For three days this sort of thing continued, the Crusaders patching up the breach by night that had been broken in by day. But at daybreak of Friday, May 18, Khalil made his final assault. In the midst of the deafening noise made by his drummers mounted on three hundred camels, an attack was made upon all parts of the wall at once. Within a few hours the Masters of the Temple and the Hospital, rivals in life, were united in death. Overwhelmed by their loss, the Christians gave way, and though Otho de Grandison held out for awhile, it was soon clear that further resistance was impossible.

In the midst of the horror and confusion of the onrush of the Saracens through the doomed town, a terrific storm began to rage, while the sea rose to such a height that it became almost impossible to launch a boat or escape from the harbour.

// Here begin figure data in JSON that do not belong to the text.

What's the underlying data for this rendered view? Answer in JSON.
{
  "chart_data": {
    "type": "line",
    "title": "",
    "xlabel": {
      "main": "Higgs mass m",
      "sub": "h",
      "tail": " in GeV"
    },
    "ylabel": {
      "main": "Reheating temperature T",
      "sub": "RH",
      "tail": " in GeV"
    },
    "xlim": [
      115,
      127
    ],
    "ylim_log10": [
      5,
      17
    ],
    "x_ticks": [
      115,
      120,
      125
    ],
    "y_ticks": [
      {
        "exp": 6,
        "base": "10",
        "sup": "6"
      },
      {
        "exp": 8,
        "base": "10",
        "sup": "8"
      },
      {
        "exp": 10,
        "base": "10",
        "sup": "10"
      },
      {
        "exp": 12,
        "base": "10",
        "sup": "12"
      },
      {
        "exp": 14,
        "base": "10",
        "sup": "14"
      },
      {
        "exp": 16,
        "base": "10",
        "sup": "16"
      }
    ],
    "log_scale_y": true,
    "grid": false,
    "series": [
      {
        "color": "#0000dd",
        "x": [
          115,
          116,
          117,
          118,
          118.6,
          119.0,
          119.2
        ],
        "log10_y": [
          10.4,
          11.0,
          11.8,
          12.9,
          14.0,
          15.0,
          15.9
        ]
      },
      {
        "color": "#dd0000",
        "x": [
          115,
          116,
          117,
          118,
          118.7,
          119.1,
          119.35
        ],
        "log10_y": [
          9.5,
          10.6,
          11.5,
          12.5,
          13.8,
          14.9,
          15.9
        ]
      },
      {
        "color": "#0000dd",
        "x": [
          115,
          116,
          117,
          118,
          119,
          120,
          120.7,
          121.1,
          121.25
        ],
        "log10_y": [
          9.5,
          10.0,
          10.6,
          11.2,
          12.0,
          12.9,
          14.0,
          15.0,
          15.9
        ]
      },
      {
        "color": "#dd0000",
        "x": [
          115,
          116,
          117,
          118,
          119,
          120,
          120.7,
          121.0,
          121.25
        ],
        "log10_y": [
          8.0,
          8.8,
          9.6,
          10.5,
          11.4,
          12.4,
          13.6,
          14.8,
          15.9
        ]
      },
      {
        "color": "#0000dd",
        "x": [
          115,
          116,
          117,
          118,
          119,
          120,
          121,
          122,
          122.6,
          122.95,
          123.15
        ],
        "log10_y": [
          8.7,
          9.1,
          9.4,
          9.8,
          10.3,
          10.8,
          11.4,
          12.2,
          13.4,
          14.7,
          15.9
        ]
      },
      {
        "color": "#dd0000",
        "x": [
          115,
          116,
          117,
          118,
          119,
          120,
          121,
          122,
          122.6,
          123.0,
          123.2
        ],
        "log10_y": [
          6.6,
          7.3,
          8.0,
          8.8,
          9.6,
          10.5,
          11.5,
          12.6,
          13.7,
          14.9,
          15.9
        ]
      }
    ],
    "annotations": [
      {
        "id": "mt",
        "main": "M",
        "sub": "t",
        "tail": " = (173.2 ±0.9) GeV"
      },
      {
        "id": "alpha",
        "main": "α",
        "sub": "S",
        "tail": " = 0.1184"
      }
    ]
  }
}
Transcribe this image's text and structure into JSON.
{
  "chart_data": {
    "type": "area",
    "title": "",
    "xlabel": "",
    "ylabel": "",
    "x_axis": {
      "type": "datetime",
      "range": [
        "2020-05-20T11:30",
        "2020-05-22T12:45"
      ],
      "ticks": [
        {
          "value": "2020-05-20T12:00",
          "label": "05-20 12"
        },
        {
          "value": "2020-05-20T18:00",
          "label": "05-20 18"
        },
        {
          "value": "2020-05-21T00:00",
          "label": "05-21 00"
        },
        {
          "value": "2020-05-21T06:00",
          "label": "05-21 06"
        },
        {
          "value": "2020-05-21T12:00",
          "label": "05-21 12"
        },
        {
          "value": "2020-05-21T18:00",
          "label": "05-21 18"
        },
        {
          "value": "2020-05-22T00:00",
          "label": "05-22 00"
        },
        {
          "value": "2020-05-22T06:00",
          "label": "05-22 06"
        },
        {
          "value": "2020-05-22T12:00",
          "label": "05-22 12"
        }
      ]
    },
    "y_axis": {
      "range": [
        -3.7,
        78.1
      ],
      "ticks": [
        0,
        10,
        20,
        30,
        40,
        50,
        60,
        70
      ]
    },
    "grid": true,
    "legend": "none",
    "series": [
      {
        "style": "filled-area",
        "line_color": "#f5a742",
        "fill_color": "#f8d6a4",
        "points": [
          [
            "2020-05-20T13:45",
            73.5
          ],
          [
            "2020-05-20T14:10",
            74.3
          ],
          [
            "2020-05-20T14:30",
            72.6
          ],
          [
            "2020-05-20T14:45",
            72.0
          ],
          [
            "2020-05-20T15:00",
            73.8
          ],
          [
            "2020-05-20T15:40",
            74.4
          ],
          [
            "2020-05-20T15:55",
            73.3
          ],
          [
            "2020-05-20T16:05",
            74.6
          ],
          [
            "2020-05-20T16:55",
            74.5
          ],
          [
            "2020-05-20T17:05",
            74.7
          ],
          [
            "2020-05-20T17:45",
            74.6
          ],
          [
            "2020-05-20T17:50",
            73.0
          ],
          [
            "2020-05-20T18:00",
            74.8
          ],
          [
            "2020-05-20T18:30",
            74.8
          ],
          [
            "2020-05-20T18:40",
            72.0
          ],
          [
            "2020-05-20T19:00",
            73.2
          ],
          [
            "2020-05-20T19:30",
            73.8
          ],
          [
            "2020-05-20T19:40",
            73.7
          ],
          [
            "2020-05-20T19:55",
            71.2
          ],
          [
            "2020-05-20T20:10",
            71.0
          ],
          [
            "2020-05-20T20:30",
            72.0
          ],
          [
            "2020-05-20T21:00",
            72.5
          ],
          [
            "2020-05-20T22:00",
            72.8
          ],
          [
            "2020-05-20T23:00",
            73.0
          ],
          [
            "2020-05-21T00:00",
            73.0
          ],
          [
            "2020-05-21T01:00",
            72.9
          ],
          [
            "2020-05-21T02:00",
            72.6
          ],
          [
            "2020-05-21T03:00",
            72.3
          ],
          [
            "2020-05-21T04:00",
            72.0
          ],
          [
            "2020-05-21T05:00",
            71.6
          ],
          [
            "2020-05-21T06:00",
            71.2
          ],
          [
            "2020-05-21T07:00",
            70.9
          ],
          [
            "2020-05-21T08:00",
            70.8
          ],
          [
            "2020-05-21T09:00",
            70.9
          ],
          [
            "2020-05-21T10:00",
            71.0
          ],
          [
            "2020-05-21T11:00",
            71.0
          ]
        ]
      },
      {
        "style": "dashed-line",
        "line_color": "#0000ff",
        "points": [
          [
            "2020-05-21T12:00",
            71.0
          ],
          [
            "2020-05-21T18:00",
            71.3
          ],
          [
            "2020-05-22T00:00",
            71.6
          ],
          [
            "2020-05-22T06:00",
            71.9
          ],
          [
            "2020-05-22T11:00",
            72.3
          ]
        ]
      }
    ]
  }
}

The Patriarch had been carried aboard his own galley against his will, and in his wish to save as many of his people as possible, he allowed the vessel to be so overcrowded that she overturned, and all on board were lost. Many, however, did escape by water, and only a few, who had no desire save for righteousness, "remained behind to sell their lives dearly or to bargain with Saracen prisoners for their own lives."

Others held out in the Temple Tower, and when at length it fell, perished amid the ruins. Otho de Grandison was among those who managed to escape to Sidon, and afterwards to Cyprus.

So fell the last remnant of the Kingdom of Jerusalem, founded with such pride and devotion nearly two hundred years before.